日本人がバックアップして進めた改革は、李王家に潰され、改革を推進しようとした朝鮮人は悉く殺されるか亡命します。
ここまでは韓国人もある程度共感します。(と言っても、多くの韓国人は、”日本が余計な事をせずに、もう少し頑張れば朝鮮人の手で改革できた” とタラレバを言いますが。)
しかし、この体制では改革は無理だと悟った賢い朝鮮人、例えば、対等な合邦を望んだ李容九(イ・ヨング)ともなると完全に ”売国奴” です。
また、せめて形式的にも祭司者としての李王家の家門を保とうと日本政府と交渉した李完用(イ・ワンヨン)も、単純に ”売国奴” 。
李完用に理解を示す韓国人もいますが、せいぜい、”本当の売国奴は高宗(大韓帝国最後の皇帝)であり、李完用等乙巳五賊は事務手続きをしただけで忠臣だ” という解釈です。実際には、高宗は譲位に抗い、李完用は説得する側だったのですが、これを知ったら、「やっぱり、李完用は逆賊であり売国奴だ」と思うでしょう。
「許せない」という感情は良い悪いの問題ではないので、批判するわけではありませんが、韓国人的には誰か「悪者」を見つけないと収まらないのでしょうね。

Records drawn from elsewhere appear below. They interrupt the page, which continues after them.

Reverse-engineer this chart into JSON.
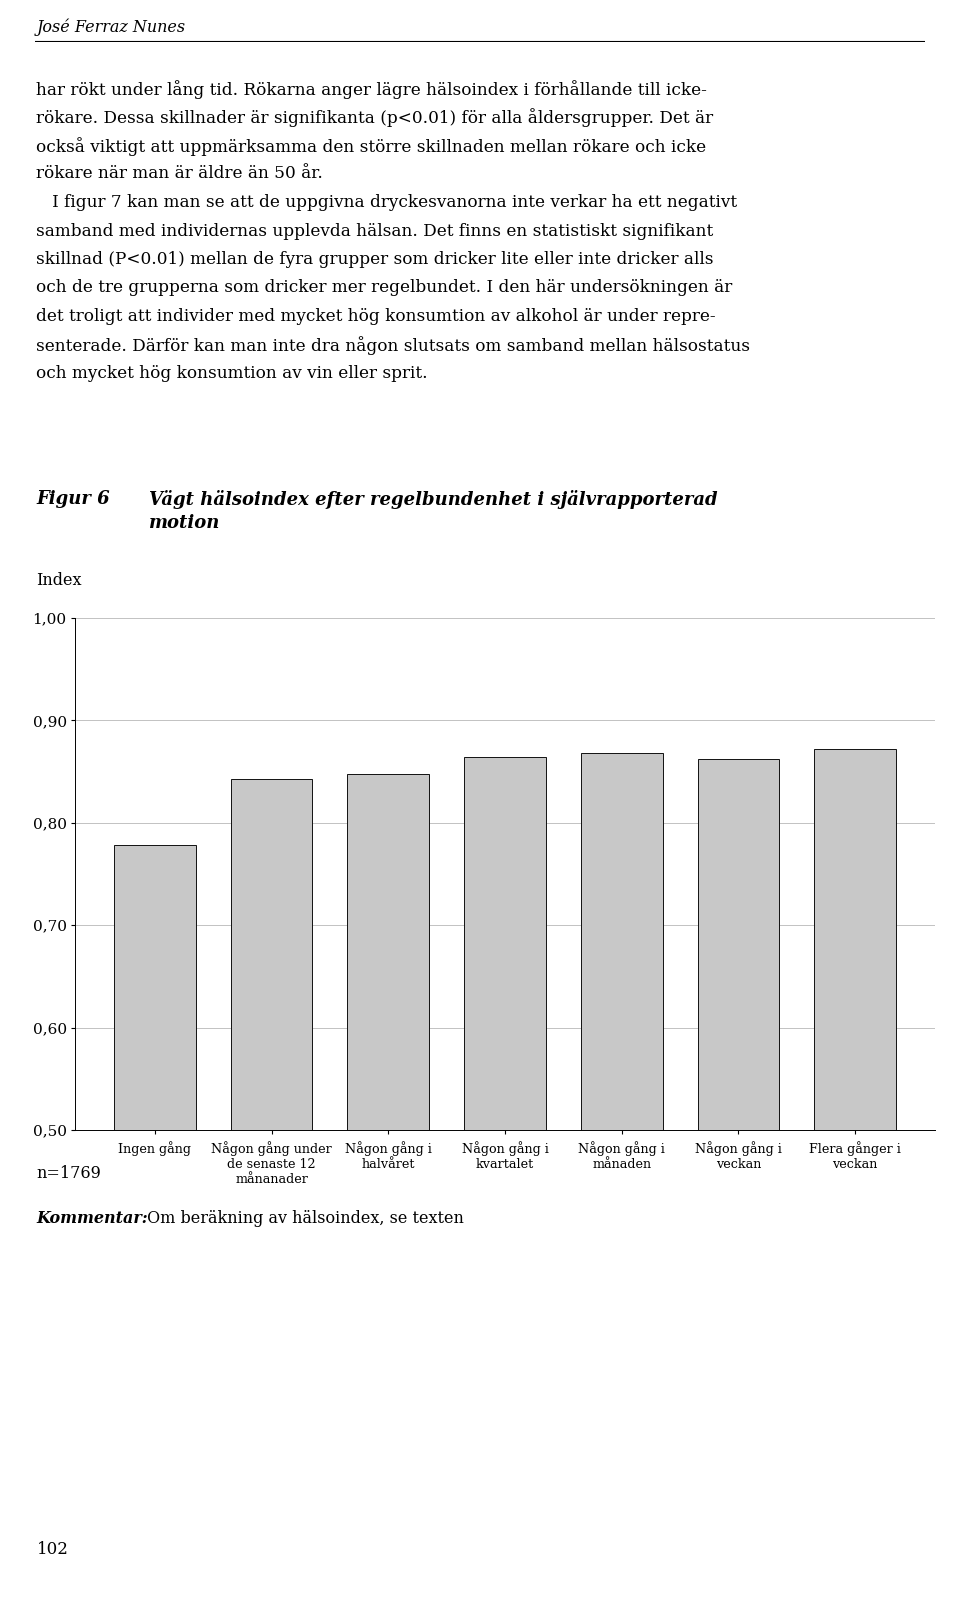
{
  "figure_label": "Figur 6",
  "figure_title": "Vägt hälsoindex efter regelbundenhet i självrapporterad\nmotion",
  "ylabel": "Index",
  "categories": [
    "Ingen gång",
    "Någon gång under\nde senaste 12\nmånanader",
    "Någon gång i\nhalvåret",
    "Någon gång i\nkvartalet",
    "Någon gång i\nmånaden",
    "Någon gång i\nveckan",
    "Flera gånger i\nveckan"
  ],
  "values": [
    0.778,
    0.843,
    0.848,
    0.864,
    0.868,
    0.862,
    0.872
  ],
  "bar_color": "#c8c8c8",
  "bar_edgecolor": "#111111",
  "ylim": [
    0.5,
    1.0
  ],
  "yticks": [
    0.5,
    0.6,
    0.7,
    0.8,
    0.9,
    1.0
  ],
  "ytick_labels": [
    "0,50",
    "0,60",
    "0,70",
    "0,80",
    "0,90",
    "1,00"
  ],
  "n_label": "n=1769",
  "comment_bold": "Kommentar:",
  "comment_text": " Om beräkning av hälsoindex, se texten",
  "header_name": "José Ferraz Nunes",
  "body_lines": [
    "har rökt under lång tid. Rökarna anger lägre hälsoindex i förhållande till icke-",
    "rökare. Dessa skillnader är signifikanta (p<0.01) för alla åldersgrupper. Det är",
    "också viktigt att uppmärksamma den större skillnaden mellan rökare och icke",
    "rökare när man är äldre än 50 år.",
    "   I figur 7 kan man se att de uppgivna dryckesvanorna inte verkar ha ett negativt",
    "samband med individernas upplevda hälsan. Det finns en statistiskt signifikant",
    "skillnad (P<0.01) mellan de fyra grupper som dricker lite eller inte dricker alls",
    "och de tre grupperna som dricker mer regelbundet. I den här undersökningen är",
    "det troligt att individer med mycket hög konsumtion av alkohol är under repre-",
    "senterade. Därför kan man inte dra någon slutsats om samband mellan hälsostatus",
    "och mycket hög konsumtion av vin eller sprit."
  ],
  "page_number": "102",
  "background_color": "#ffffff",
  "fig_width": 9.6,
  "fig_height": 15.98,
  "dpi": 100
}
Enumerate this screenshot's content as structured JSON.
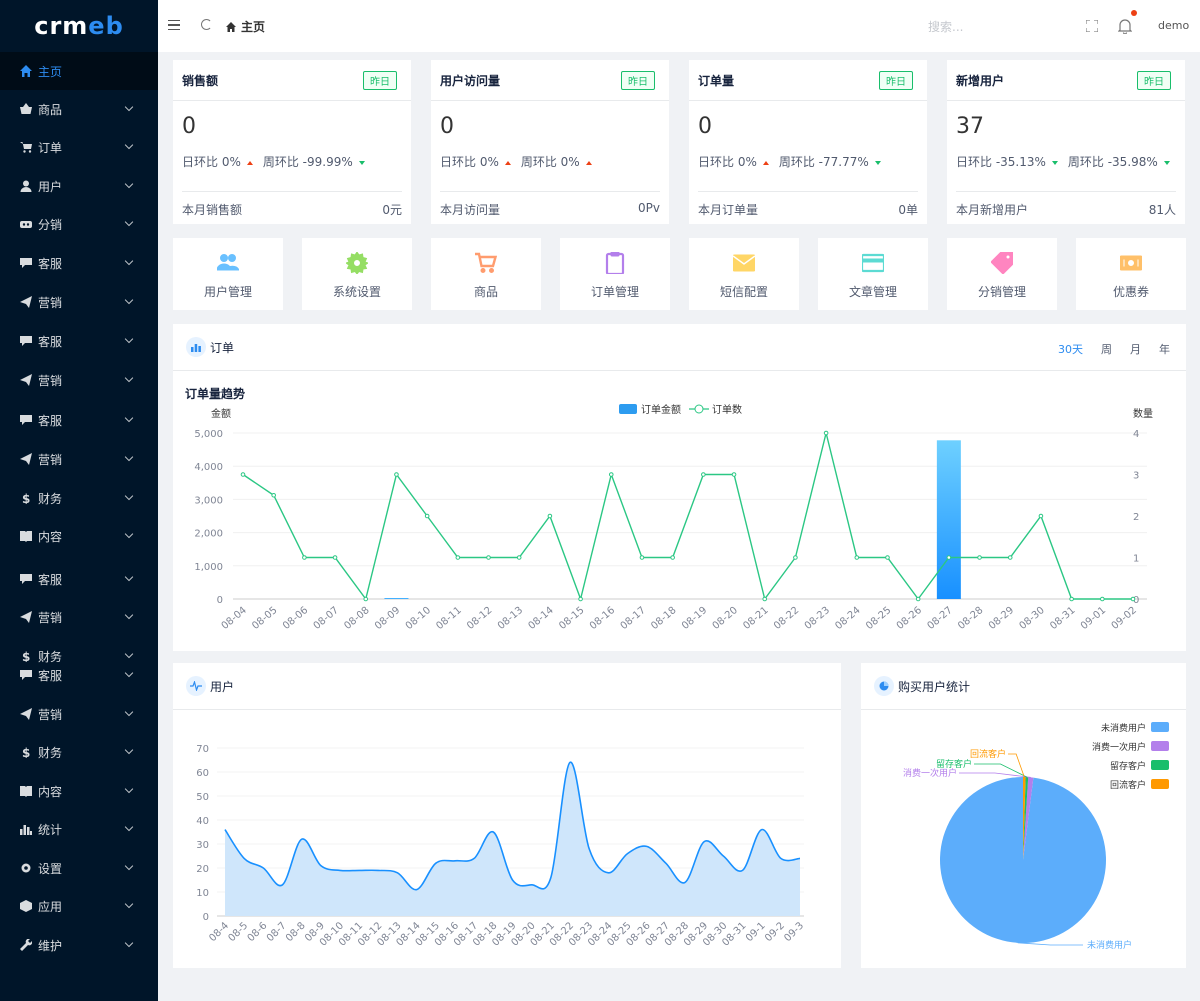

当時の賢い朝鮮人は、できれば日本の様な『立憲君主制』への移行、それが無理なら『瀕死の朝鮮(大韓帝国)』の幕引きを考えていたのですが、それをどこまで日本に委ねるかに程度の差があっただけです。
結局は、朝鮮人だけでは改革は無理だったのですが...。
日本の歴史、特に人気のある戦国時代とか幕末では、裏切ったり裏切られたり、攘夷派から開国派に変節したり、幕府側にも判官贔屓を感じたり、etc. と、絶対悪(善)を越えてありのままの史実を日本人は楽しみますが、国威発揚の国史しか学ばない韓国人にはそういう発想は無いのだと思います。